Кафтан парадный. Жилет‑ камзол от парадного мужского костюма.
Главными деталями женской одежды, перенятой с Запада, в XVIII веке были корсаж, пышные юбки, распашное платье. В XVIII веке одежда мужчин и женщин нередко совпадала по цветовой гамме и шилась из одной и той же ткани, а названия оттенков цвета отличались экстравагантностью: «цвет новоприбывших особ», «цвет потупленных глаз». Корсаж и «шнурование» были главным средством изменить фигуру с помощью обшитого кружевом или позументом корсета, затягивавшегося сзади с помощью шнуровки и… колена, которым служанка упиралась в спину госпожи, чтобы как можно туже затянуть корсет. Фигура дамы по моде того времени должна быть горделивой, стройной и тонкой. Некоторые дамы от удушья падали в обморок. Юбки в начале XVIII века были круглые, колоколообразные, а с 1730‑ х годов они приобрели причудливые очертания за счет прикрепляемого шлейфа. Сзади под платье прикреплялся валик из ваты – турнюр, менявший профиль дамы, которая напоминала курдючную овцу. На юбки и платье уходило огромное количество материи (от 5 до 40 метров). Юбки надевались на каркас (панье), который делался или из тростника, или из китового уса. Но в XVIII веке появились и фижмы, которые от паньи отличались тем, что основу их составляла проволока или конский волос. Женщина могла сжать юбку и пройти в дверь, что с жестким каркасом из китового уса сделать никак не могла. Следом появились еще более удобные мягкие каркасы округлой формы – кринолины. Все платье было в десятках оборочек, лентах и бантах, на что шло огромное количество материи. В торжественных случаях к платью прикреплялся большой съемный шлейф. Все платья были до пола – открывать посторонним взорам щиколотку ноги считалось недопустимым, аморальным. Французскую моду в 1770‑ е годы сменяет английская: строгие белые платья, скромная отделка, отсутствие кружев, лент, оборок. Сверху надевалась так называемая роба (от фр. la robe – платье) – верхнее распашное платье, выполнявшее роль прежнего летника. У знатных дам робы были украшены драгоценными камнями, цепочками, кружевами, лентами, золотым шитьем. И каждая стремилась превзойти свою соперницу в количестве и красоте драгоценностей. Чулки носили шелковые, бумажные, шерстяные. Остроносые туфли шили из кожи, для домашнего пользования туфли делали из парчи, атласа и бархата.
Западноевропейские модные костюмы начала XVII века.

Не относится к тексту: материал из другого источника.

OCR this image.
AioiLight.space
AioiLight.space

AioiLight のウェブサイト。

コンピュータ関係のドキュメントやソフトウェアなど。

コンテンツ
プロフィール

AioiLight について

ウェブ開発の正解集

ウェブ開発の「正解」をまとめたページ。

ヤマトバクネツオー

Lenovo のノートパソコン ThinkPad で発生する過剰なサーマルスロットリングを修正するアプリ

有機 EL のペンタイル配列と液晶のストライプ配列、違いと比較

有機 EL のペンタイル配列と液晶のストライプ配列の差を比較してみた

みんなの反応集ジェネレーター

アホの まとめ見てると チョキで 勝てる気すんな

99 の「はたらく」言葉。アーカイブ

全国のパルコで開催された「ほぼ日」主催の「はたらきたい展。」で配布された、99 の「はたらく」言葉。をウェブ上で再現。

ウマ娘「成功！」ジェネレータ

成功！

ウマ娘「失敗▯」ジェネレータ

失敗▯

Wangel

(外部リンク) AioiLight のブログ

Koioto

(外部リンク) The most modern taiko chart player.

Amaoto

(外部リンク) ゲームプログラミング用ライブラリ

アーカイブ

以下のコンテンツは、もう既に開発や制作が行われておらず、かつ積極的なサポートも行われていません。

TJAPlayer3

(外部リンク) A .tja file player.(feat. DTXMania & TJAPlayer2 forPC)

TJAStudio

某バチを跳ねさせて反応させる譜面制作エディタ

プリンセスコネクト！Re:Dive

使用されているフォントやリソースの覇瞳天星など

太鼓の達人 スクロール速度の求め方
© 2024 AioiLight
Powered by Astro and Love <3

В XVIII веке появляются цирюльни. Их открывали в столичных и уездных городах. Цирюльник был и парикмахером, и лекарем. В цирюльнях причесывали, брили, стригли, ставили пиявки и пускали кровь. Первой модницей XVIII века, без сомнения, нужно признать императрицу Елизавету Петровну. Современники отмечали ее фантастическую, всепоглощающую страсть к нарядам и развлечениям, а также необычайную элегантность ее нарядов, причесок и украшений. Было известно, что императрица запрещала другим дамам одеваться так же, как она. Как писала Екатерина II, благоразумие требовало, чтобы дамы одевались поскромнее и давали самой императрице блистать на их фоне, но куда там! «Ухищрения кокетства» были так сильны, что, несмотря на угрозу государева гнева, все стремились вырядиться как можно лучше и богаче. Весь XVIII век Франция была главным (и неиссякаемым) источником модных нарядов и «галантерей». Из Франции завозили самые разные наряды: «…Шляпы шитые мужские и для дам мушки, золотые тафты разных сортов и галантереи всякие золотые и серебряные». При Елизавете Петровне русский дипломатический представитель в Париже был постоянно на грани разорения – все деньги он тратил на чулки, обувь и ткани для императрицы‑ модницы. В сатирическом стихотворении И. П. Елагина описываются страдания модника, который вдруг заметил, что лицо у него покрылось легким загаром, что недопустимо! И далее:
Тут истощает он все благовонны воды, Которыми должат нас разные народы, И, зная к новостям весьма наш склонный нрав, Смеются, ни за что с нас втрое деньги взяв. Когда бы не привезли из Франции помады.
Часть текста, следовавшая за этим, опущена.